You’re simplifying this horribly! I should acknowledged that I don’t work on clinical trials, so there may be differences because of regulation, but in general a statistician has to be able to change the analysis after looking at the data. I don’t know the details either, but from martin’s comments, the change from time to log(time) is reasonable, and could be done to improve the fit of the model. We all do this, because it is bad statistics to report a model that doesn’t fit the data.

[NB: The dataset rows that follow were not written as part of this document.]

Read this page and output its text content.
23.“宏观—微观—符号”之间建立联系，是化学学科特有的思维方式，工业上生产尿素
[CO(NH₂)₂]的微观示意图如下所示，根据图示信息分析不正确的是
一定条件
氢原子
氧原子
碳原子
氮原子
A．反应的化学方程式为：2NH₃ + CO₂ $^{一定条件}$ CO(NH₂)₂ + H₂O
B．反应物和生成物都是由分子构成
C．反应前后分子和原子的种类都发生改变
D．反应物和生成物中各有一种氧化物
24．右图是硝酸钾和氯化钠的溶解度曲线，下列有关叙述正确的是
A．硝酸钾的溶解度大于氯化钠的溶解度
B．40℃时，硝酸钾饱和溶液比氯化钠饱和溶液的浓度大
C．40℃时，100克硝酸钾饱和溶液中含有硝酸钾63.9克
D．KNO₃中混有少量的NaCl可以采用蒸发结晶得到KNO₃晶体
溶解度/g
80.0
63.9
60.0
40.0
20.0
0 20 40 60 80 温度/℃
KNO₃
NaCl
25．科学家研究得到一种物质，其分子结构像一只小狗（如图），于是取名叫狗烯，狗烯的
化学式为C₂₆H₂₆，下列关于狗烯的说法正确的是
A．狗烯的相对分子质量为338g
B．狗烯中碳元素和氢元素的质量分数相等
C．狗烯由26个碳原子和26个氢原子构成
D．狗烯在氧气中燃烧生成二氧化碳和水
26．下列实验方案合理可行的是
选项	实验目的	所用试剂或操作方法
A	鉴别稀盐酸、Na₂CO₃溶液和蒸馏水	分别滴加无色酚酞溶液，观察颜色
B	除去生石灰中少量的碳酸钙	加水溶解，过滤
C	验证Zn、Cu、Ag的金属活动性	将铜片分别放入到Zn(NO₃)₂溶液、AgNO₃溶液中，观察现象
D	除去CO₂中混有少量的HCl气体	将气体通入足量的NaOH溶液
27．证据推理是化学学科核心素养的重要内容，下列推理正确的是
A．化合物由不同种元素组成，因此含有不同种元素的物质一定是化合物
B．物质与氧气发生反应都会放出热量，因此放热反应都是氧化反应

Of course, one needs to be able to justify the model used in the analysis: that’s why model checking is so important. In this case, a plot of the residuals against time in te model with time untransformed should be curved. Actually, I’ve log transformed covariates just because their distribution was so positively skewed that the largest values were dominating the relationship. Of course, one then checks the new model to see if it fits.
As for the p-values, the change from 0.03 to 0.07 is nothing: people should stop obsessing about it. Either eay there is weak evidence that the statistic does not equal 0.
Phew. That’s my therapy for today.
Bob
Bob:
Of course I’m simplifying horribly :-). This is a major topic in experimental work: to do justice to the topic, I’d need to write an entire textbook. No matter how carefully you phrase it in one or two sentences, you’re going to be vastly oversimplifying.
I still think that the basic idea of the original quote is great.
I’m no statistician, but I do teach statistics to biology students (there’s a dutch saying which goes literally: in the land of the blind, one-eye is king), and a lot of biology students come to me for advice on how to analyze their data. From this experience I can say that (1) students (and their supervisors!) should spend much more time thinking about experimental design, and (2) it’s usually impossible to completely specify the analysis before the data come in. One simply doesn’t know in advance whether, for example, variance-stabilizing transformations etc are going to be needed.
Well, let’s break it down:
“That’s not how you do science. You don’t get all of the data, and then look for an analysis that produces the results you want.”
True.
” You agree on the analysis you’re going to do *before* you start the study, and then you use the analysis that you said you were going to use.”
Not so much, except maybe in clinical trials. The second statement doesn’t follow from the first, although the structure of the argument suggests that it does.